Succession Planning. The final frontier… to boldly go where damn few have gone before, no matter how frequently they talk about it.
A recent article in the Houston Business Journal references a survey about succession plans at mid-cap and large companies. Well over 50% do not have enough successors identified to weather one or more key departures, and only 37% claim to even have sufficient future management available (never mind ready)within the organization.
Are you kidding me?? It is the height of irresponsibility to suggest that senior leadership is focused on the future — on longer term, strategic ideals — when it cannot weather a small storm caused by the departure of just one or two key leaders.

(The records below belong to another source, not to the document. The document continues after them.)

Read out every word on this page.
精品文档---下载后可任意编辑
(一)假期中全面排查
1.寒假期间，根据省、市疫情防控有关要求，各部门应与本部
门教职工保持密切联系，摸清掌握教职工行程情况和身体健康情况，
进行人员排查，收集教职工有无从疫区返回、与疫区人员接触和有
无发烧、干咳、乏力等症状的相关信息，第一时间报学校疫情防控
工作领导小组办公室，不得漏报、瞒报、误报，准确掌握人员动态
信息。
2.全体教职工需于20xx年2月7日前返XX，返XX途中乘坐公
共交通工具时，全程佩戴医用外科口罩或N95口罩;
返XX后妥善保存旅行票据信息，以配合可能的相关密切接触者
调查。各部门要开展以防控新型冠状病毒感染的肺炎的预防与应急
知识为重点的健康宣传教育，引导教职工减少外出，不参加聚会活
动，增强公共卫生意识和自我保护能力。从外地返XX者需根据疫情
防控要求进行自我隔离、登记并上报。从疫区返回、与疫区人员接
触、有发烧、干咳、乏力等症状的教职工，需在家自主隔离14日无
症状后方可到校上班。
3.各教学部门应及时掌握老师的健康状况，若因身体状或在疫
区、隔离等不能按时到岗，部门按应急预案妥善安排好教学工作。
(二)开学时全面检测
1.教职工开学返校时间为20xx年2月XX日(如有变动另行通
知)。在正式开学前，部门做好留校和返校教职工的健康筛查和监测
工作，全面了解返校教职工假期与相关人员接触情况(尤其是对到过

For those organizations without potential successors, 78% — let me repeat… 78 PERCENT — planned to hire from competitors or from outside the industry.

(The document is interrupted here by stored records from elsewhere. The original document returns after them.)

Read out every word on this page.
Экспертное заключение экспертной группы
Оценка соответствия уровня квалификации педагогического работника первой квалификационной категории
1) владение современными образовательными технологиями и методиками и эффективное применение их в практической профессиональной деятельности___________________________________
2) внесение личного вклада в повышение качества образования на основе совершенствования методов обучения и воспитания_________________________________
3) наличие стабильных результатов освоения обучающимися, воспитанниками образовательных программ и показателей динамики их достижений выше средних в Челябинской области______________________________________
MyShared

Now look, I’m no rocket scientist or mathematician, but if over 50% of all organizations don’t have promotable in-house talent, and almost 80% of those same companies are thinking they will simply hire from the outside for key vacancies, then someone is grossly overestimating the availability of key leadership talent in this country.
The numbers simply don’t work.
Talk about penny-wise and pound-foolish.
Oh yeah… and in this same article, the survey numbers show that 72% of the companies planned to develop high-potential employees within the company to assume C-level leadership roles. Yep, I’ve heard that before…
Quit the folly, folks. Spend the time and resources necessary to identify, plan, and develop future leadership. To do otherwise is simply an unsustainable plan, and an albatross around the neck of an otherwise sound organizational strategy.